= Recognition of same-sex unions in Israel =

Marriage in Israel is regulated by the religious courts of recognized confessional communities, none of which perform interfaith or same-sex marriages. Domestic civil marriage is not recognized in Israel; however, civil marriages performed in foreign jurisdictions, including same-sex marriages, are recognized with full marital rights under Israeli law.

Marriages performed in Israel are only legally recognized when registered with one of the 15 religious marital courts recognized by the state, none of which permit same-sex marriage. In November 2006, the High Court of Justice ruled that same-sex marriages performed abroad may be registered in Israel. Consequently, Israeli same-sex couples who wished to have their marriages recognized by the government had to marry outside Israel, in a jurisdiction where such marriages were legal, and then register upon returning home. In July 2022, the Central District Court ruled that marriages performed via an online civil marriage service established by the U.S. state of Utah, including same-sex marriages, are legal in Israel, removing the necessity of leaving the country to get married. The ruling was upheld by the Supreme Court in 2023.

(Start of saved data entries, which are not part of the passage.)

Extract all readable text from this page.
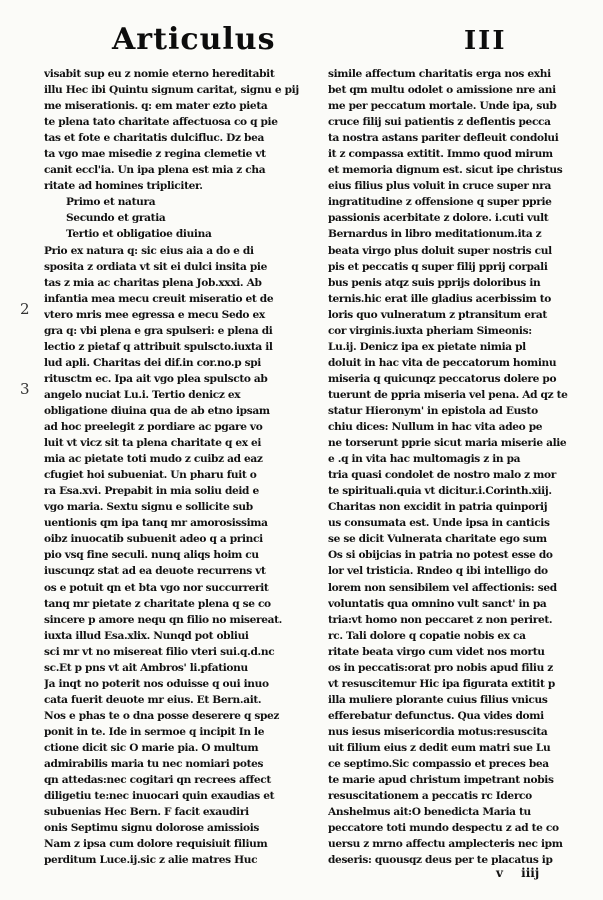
Articulus	III
2
3
visabit sup eu z nomie eterno hereditabit
illu Hec ibi Quintu signum caritat, signu e pij
me miserationis. q: em mater ezto pieta
te plena tato charitate affectuosa co q pie
tas et fote e charitatis dulcifluc. Dz bea
ta vgo mae misedie z regina clemetie vt
canit eccl'ia. Un ipa plena est mia z cha
ritate ad homines tripliciter.
Primo et natura
Secundo et gratia
Tertio et obligatioe diuina
Prio ex natura q: sic eius aia a do e di
sposita z ordiata vt sit ei dulci insita pie
tas z mia ac charitas plena Job.xxxi. Ab
infantia mea mecu creuit miseratio et de
vtero mris mee egressa e mecu Sedo ex
gra q: vbi plena e gra spulseri: e plena di
lectio z pietaf q attribuit spulscto.iuxta il
lud apli. Charitas dei dif.in cor.no.p spi
ritusctm ec. Ipa ait vgo plea spulscto ab
angelo nuciat Lu.i. Tertio denicz ex
obligatione diuina qua de ab etno ipsam
ad hoc preelegit z pordiare ac pgare vo
luit vt vicz sit ta plena charitate q ex ei
mia ac pietate toti mudo z cuibz ad eaz
cfugiet hoi subueniat. Un pharu fuit o
ra Esa.xvi. Prepabit in mia soliu deid e
vgo maria. Sextu signu e sollicite sub
uentionis qm ipa tanq mr amorosissima
oibz inuocatib subuenit adeo q a princi
pio vsq fine seculi. nunq aliqs hoim cu
iuscunqz stat ad ea deuote recurrens vt
os e potuit qn et bta vgo nor succurrerit
tanq mr pietate z charitate plena q se co
sincere p amore nequ qn filio no misereat.
iuxta illud Esa.xlix. Nunqd pot obliui
sci mr vt no misereat filio vteri sui.q.d.nc
sc.Et p pns vt ait Ambros' li.pfationu
Ja inqt no poterit nos oduisse q oui inuo
cata fuerit deuote mr eius. Et Bern.ait.
Nos e phas te o dna posse deserere q spez
ponit in te. Ide in sermoe q incipit In le
ctione dicit sic O marie pia. O multum
admirabilis maria tu nec nomiari potes
qn attedas:nec cogitari qn recrees affect
diligetiu te:nec inuocari quin exaudias et
subuenias Hec Bern. F facit exaudiri
onis Septimu signu dolorose amissiois
Nam z ipsa cum dolore requisiuit filium
perditum Luce.ij.sic z alie matres Huc
simile affectum charitatis erga nos exhi
bet qm multu odolet o amissione nre ani
me per peccatum mortale. Unde ipa, sub
cruce filij sui patientis z deflentis pecca
ta nostra astans pariter defleuit condolui
it z compassa extitit. Immo quod mirum
et memoria dignum est. sicut ipe christus
eius filius plus voluit in cruce super nra
ingratitudine z offensione q super pprie
passionis acerbitate z dolore. i.cuti vult
Bernardus in libro meditationum.ita z
beata virgo plus doluit super nostris cul
pis et peccatis q super filij pprij corpali
bus penis atqz suis pprijs doloribus in
ternis.hic erat ille gladius acerbissim to
loris quo vulneratum z ptransitum erat
cor virginis.iuxta pheriam Simeonis:
Lu.ij. Denicz ipa ex pietate nimia pl
doluit in hac vita de peccatorum hominu
miseria q quicunqz peccatorus dolere po
tuerunt de ppria miseria vel pena. Ad qz te
statur Hieronym' in epistola ad Eusto
chiu dices: Nullum in hac vita adeo pe
ne torserunt pprie sicut maria miserie alie
e .q in vita hac multomagis z in pa
tria quasi condolet de nostro malo z mor
te spirituali.quia vt dicitur.i.Corinth.xiij.
Charitas non excidit in patria quinporij
us consumata est. Unde ipsa in canticis
se se dicit Vulnerata charitate ego sum
Os si obijcias in patria no potest esse do
lor vel tristicia. Rndeo q ibi intelligo do
lorem non sensibilem vel affectionis: sed
voluntatis qua omnino vult sanct' in pa
tria:vt homo non peccaret z non periret.
rc. Tali dolore q copatie nobis ex ca
ritate beata virgo cum videt nos mortu
os in peccatis:orat pro nobis apud filiu z
vt resuscitemur Hic ipa figurata extitit p
illa muliere plorante cuius filius vnicus
efferebatur defunctus. Qua vides domi
nus iesus misericordia motus:resuscita
uit filium eius z dedit eum matri sue Lu
ce septimo.Sic compassio et preces bea
te marie apud christum impetrant nobis
resuscitationem a peccatis rc Iderco
Anshelmus ait:O benedicta Maria tu
peccatore toti mundo despectu z ad te co
uersu z mrno affectu amplecteris nec ipm
deseris: quousqz deus per te placatus ip
v iiij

Polling suggests that a majority of Israelis support the legal recognition of same-sex unions, with a June 2019 opinion poll conducted by Hiddush showing that 78% of Israelis supported recognizing same-sex unions.

==Legal history==
===Background===

The religious authority for Jewish marriages is the Chief Rabbinate of Israel, and there are parallel religious authorities for Christians, Muslims, and Druze, with a total of 15 religious courts. These regulate marriages and divorces for their own communities. Currently, they all oppose same-sex marriages. If the views of one of these bodies were to change, however, it would be legal for members of that community to enter into religious same-sex marriages in Israel. Non-religious same-sex wedding ceremonies without legal significance are commonly conducted in Israel, most notably in Tel Aviv. The first unofficial municipal wedding took place in August 2009, following the Tel Aviv Pride Parade; five couples were married by Mayor Ron Huldai. The traditional verse for wedding ceremonies from Psalm 137, "If I forget thee, O Jerusalem, let my right hand wither...", was used, but replacing Jerusalem with Tel Aviv, Israel's most gay-friendly city. 23 couples held an unofficial mass wedding ceremony in Tel Aviv on 4 June 2019.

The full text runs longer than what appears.